MOOZY: A Patient-First Foundation Model for Computational Pathology

MOOZY is a foundation model for computational pathology that treats the patient case, not the individual slide, as the fundamental unit of representation. It encodes one or more whole-slide images (WSIs) into a single 768-dimensional case-level embedding that captures dependencies across all slides from the same patient. Trained entirely on public data with 85.8M parameters (14x smaller than GigaPath), MOOZY outperforms larger models on classification tasks across diverse organs and cancer types.

News

[2026/04] MOOZY is now public! Check out the announcements on X (Twitter) and LinkedIn.

Quick Start

pip install moozy

Model weights download automatically on first use. No access gates, no manual downloads, no HuggingFace approval.

# Encode a patient case from pre-extracted H5 feature files
moozy encode slide_1.h5 slide_2.h5 --output case_embedding.h5

# Encode directly from raw whole-slide images
moozy encode slide_1.svs slide_2.svs --output case_embedding.h5

Or use the Python API:

from moozy.encoding import run_encoding

run_encoding(
    slide_paths=["slide_1.h5", "slide_2.h5"],
    output_path="case_embedding.h5",
)

The output H5 file contains a 768-d case-level embedding ready for downstream tasks: classification, survival prediction, or retrieval.
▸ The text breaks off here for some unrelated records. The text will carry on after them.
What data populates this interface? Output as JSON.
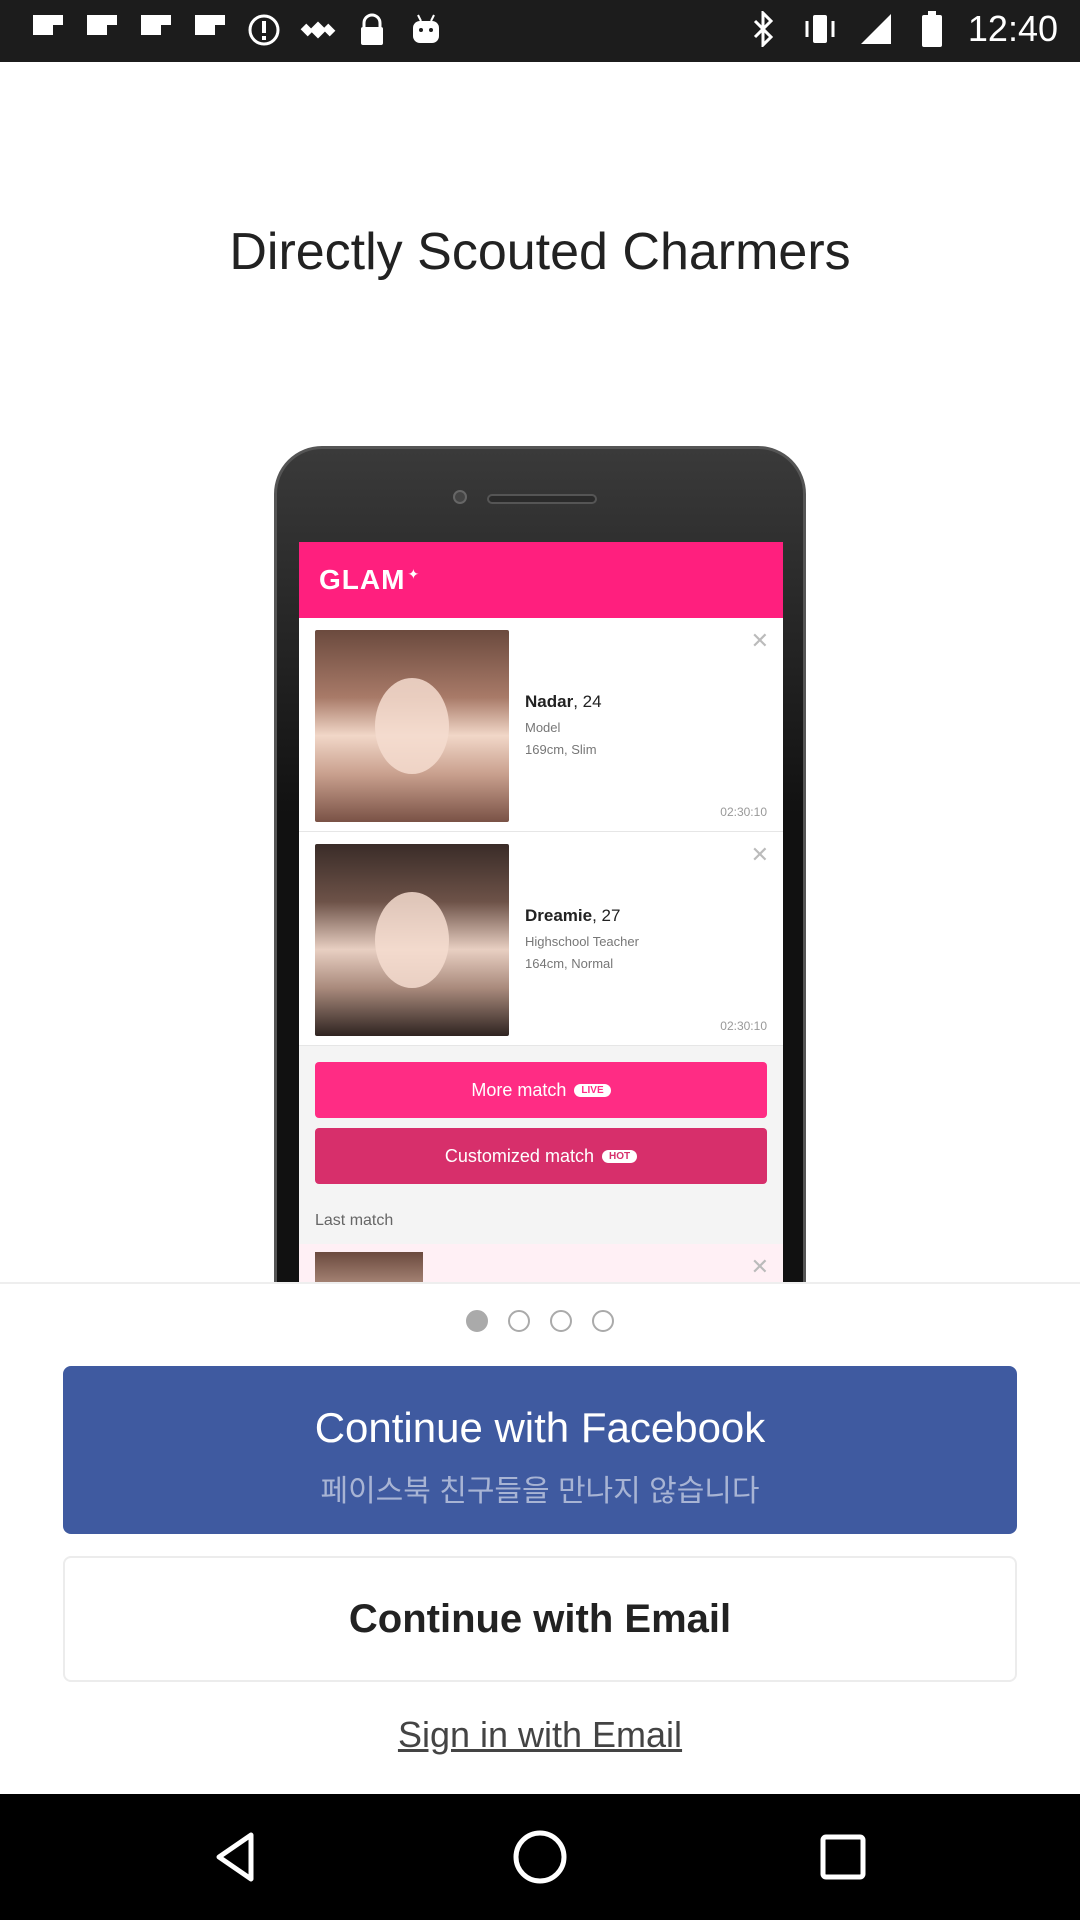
{
  "status_bar": {
    "time": "12:40",
    "left_icons": [
      "flipboard-icon",
      "flipboard-icon",
      "flipboard-icon",
      "flipboard-icon",
      "alert-icon",
      "fake-gps-icon",
      "lock-icon",
      "android-icon"
    ],
    "right_icons": [
      "bluetooth-icon",
      "vibrate-icon",
      "signal-icon",
      "battery-icon"
    ]
  },
  "title": "Directly Scouted Charmers",
  "mockup": {
    "app_name": "GLAM",
    "cards": [
      {
        "name": "Nadar",
        "age": ", 24",
        "job": "Model",
        "body": "169cm, Slim",
        "timer": "02:30:10"
      },
      {
        "name": "Dreamie",
        "age": ", 27",
        "job": "Highschool Teacher",
        "body": "164cm, Normal",
        "timer": "02:30:10"
      }
    ],
    "more_match": "More match",
    "live_badge": "LIVE",
    "customized_match": "Customized match",
    "hot_badge": "HOT",
    "last_match": "Last match"
  },
  "pager": {
    "count": 4,
    "active_index": 0
  },
  "buttons": {
    "facebook_label": "Continue with Facebook",
    "facebook_sub": "페이스북 친구들을 만나지 않습니다",
    "email_label": "Continue with Email",
    "signin_label": "Sign in with Email"
  },
  "colors": {
    "facebook": "#3f5aa0",
    "glam_pink": "#ff1f7e"
  }
}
All encoding arguments (data, runtime, raw WSI options, mixed precision) are documented in docs/encode.md.

Environment Setup

conda create -n moozy python=3.12 -y
conda activate moozy
pip install moozy

venv

python -m venv moozy-env
source moozy-env/bin/activate
pip install moozy

uv

uv venv moozy-env
source moozy-env/bin/activate
uv pip install moozy

Using the Output

The output is a standard H5 file. Load it with h5py:

import h5py

with h5py.File("case_embedding.h5", "r") as f:
    embedding = f["features"][:]  # (768,) float32 case-level embedding

# Use the embedding for downstream tasks
# e.g., as input to a linear probe, k-NN, MLP probe, or clustering

Method Overview

MOOZY is a two-stage pipeline that first learns slide-level representations through self-supervised learning, then aligns them with clinical meaning through multi-task supervision.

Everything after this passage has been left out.